Weltraum-Regenschutz: Væb für Island
Die Gruppe Væb hat sich ganz klar für die Eskapismus-Variante entschieden – allerdings nicht in Richtung Märchenwelt, sondern Zukunft. Ihre silbernen Anzüge erinnern an Weltraum-Uniformen, aber auch an Regenmäntelchen – gewappnet für alle Eventualitäten.
Operngesang in Panzeroptik: JJ für Österreich
Der sonst sehr sensibel auftretende Kontertenor JJ entschied sich ebenfalls dafür, sich zu panzern: Der glänzende Stoff erinnert an Leder oder Metall, die Ösen unterstreichen den Rüstungs-Charakter. Diese Kombination überzeugte sowohl Jury als auch Publikum: Österreich gewann den Eurovision Song Contest 2025 mit 436 Punkten.
Fabelwesen: Tautumeitas für Lettland
Da kommen Assoziationen zu Björk auf: Die ätherischen, traumverlorenen Kostüme der Frauen-Folk-Truppe Tautumeitas, die in ihre Lieder gerne Elemente der baltischen Volksmusiktraditionen einweben, entführten in andere Welten.
Rocker in barocker Uniform: Lucio Corsi für Italien
Mit weiss geschminktem Gesicht, roten Lippen, schwarzen langen Haaren und einem Jäckchen mit überdimensionalen Schultern und üppigen Strassverzierungen wirkt Lucio Corsi wie eine Cyberpunk-Figur in barocker Uniform auf dem Weg zum KISS-Konzert.
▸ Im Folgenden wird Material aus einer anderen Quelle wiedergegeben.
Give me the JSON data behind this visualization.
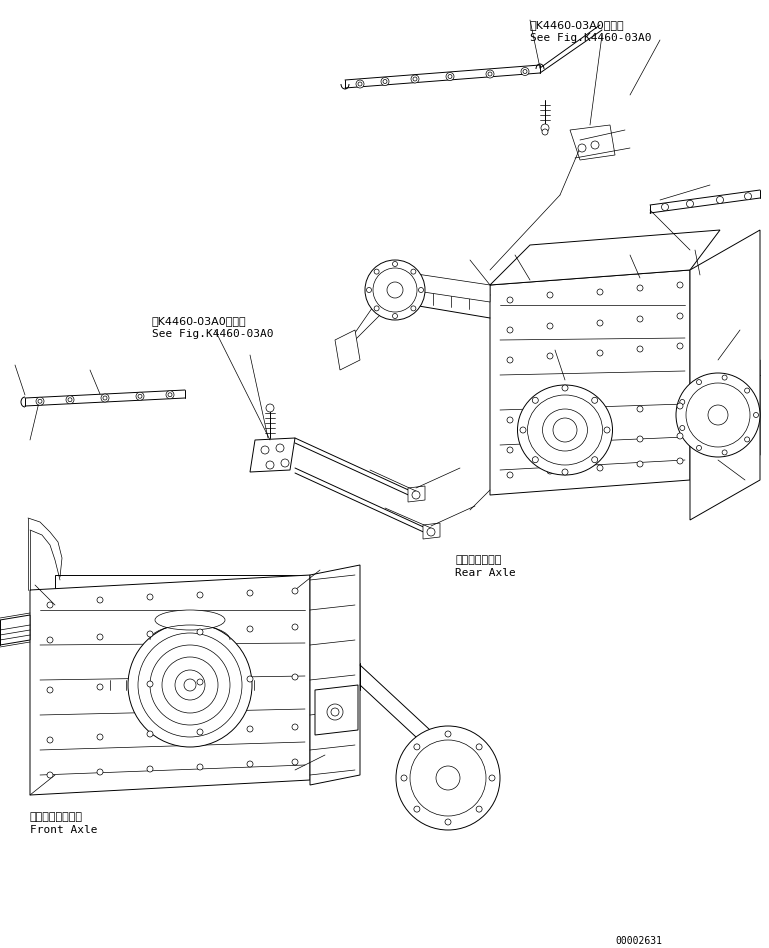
{
  "bg_color": "#ffffff",
  "line_color": "#000000",
  "fig_width": 7.69,
  "fig_height": 9.48,
  "dpi": 100,
  "part_number": "00002631",
  "labels": {
    "rear_axle_jp": "リヤーアクスル",
    "rear_axle_en": "Rear Axle",
    "front_axle_jp": "フロントアクスル",
    "front_axle_en": "Front Axle",
    "ref_top_jp": "第K4460-03A0図参照",
    "ref_top_en": "See Fig.K4460-03A0",
    "ref_mid_jp": "第K4460-03A0図参照",
    "ref_mid_en": "See Fig.K4460-03A0"
  }
}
Feenhaft: Zoë Më für die Schweiz
Die Schweizer Kandidatin trat von Anfang an entrückt auf. Für ihren Auftritt wählte sie ein eher klassisches Abendkleid, allerdings feenhaft aufgewertet durch Glitzersteine und flatternde Ärmel – sowie Haare. Ihr No-Make-up-Look unterstrich das zarte Erscheinungsbild.
Bereit für Ufos: Gabry Ponte für San Marino
Auch wenn die Performance des italienischen DJ Gabry Ponte, der für San Marino antrat, sich sehr am antiken Griechenland orientierte, war sein Outfit doch ganz klar am Morgen orientiert: schlicht und glänzend erinnerte es wie sonst auch so einige an die Uniformen fiktiver Raumfahrtsbesatzung.
Gladiator lässt grüssen: Parg für Armenien
Schon der Titel sagt einiges aus: «Survivor» heisst das Lied von Pargev Vardanyan aka Parg, der mit dreckig geschminktem, durchtrainiertem Oberkörper zu metallbestückten Hosen auf einem Laufband performt und so an einen Kämpfer aus der «Brot und Spiele»-Zeiten erinnert.